Interestingly, the presence of TPEN did not inhibit growth of any mutants relative to the WT. We have repeatedly observed that P. denitrificans cells can recover from TPEN growth inhibition over time and that recovery does not require either zinc ABC transporter. They may be able to utilize this membrane permeable chelator to acquire zinc without the need of transporters. TPEN treatment also caused a dramatic increase in intracellular manganese by an unknown mechanism. TPEN likely has biological effects independent of zinc chelation, a limitation that has recently called into question its use as an inducer of zinc deficiency.[71,72] Consistent with this, RNA-seq identified 1341 P. denitrificans genes differentially expressed in zinc-chelated versus zinc-repleted conditions compared to only 147 in zinc-limited conditions.[38] Thus, TPEN induces large scale transcriptional alterations that may not be related solely to zinc deficiency.

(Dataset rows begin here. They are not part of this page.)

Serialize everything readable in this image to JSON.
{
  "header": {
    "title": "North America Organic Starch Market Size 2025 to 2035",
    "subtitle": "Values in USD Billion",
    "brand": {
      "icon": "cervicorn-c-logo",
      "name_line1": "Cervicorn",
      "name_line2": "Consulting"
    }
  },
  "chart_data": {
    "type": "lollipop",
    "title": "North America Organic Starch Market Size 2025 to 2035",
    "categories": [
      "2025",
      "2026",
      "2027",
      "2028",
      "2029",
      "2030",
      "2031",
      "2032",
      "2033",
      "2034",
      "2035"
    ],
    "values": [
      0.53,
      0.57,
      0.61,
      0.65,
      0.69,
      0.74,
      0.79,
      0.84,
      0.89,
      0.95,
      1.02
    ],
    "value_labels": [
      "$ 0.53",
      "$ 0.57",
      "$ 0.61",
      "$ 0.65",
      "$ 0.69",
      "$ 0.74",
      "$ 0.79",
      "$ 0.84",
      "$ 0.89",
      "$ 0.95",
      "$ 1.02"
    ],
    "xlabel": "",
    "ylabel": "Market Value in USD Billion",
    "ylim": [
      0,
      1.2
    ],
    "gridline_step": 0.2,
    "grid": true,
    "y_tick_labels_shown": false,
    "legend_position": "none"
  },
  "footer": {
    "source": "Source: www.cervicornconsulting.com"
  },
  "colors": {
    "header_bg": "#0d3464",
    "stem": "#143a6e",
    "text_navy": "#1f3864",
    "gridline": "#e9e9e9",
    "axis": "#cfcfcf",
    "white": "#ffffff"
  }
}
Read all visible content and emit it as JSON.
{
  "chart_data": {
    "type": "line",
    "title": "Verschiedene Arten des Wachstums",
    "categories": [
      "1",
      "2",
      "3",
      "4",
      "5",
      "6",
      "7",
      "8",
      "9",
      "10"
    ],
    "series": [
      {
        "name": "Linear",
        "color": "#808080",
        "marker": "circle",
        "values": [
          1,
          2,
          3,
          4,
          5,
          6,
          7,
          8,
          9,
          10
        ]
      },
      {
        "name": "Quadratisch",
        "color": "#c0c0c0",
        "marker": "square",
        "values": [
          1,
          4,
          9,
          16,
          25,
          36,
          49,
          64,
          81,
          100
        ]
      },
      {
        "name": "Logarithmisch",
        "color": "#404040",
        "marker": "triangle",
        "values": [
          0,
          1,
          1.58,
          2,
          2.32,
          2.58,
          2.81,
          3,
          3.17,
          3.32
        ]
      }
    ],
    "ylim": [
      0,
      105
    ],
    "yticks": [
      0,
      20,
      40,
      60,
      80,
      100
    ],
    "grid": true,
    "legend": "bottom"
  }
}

In summary, P. denitrificans encodes two zinc ABC transporter systems, either of which is sufficient and required for growth in zinc-limited media. We have also demonstrated that the zinc metallochaperone AztD is capable of sequestering zinc under conditions of zinc limitation, likely in the periplasm. ZnuA may also function in this capacity via binding of multiple zinc ions to its long, flexible loop with a high affinity. Although it appears that AztABCD and ZnuABC have redundant roles in acquiring zinc from limited media, it remains to be seen whether these proteins serve distinct functions in acquiring zinc from different environments.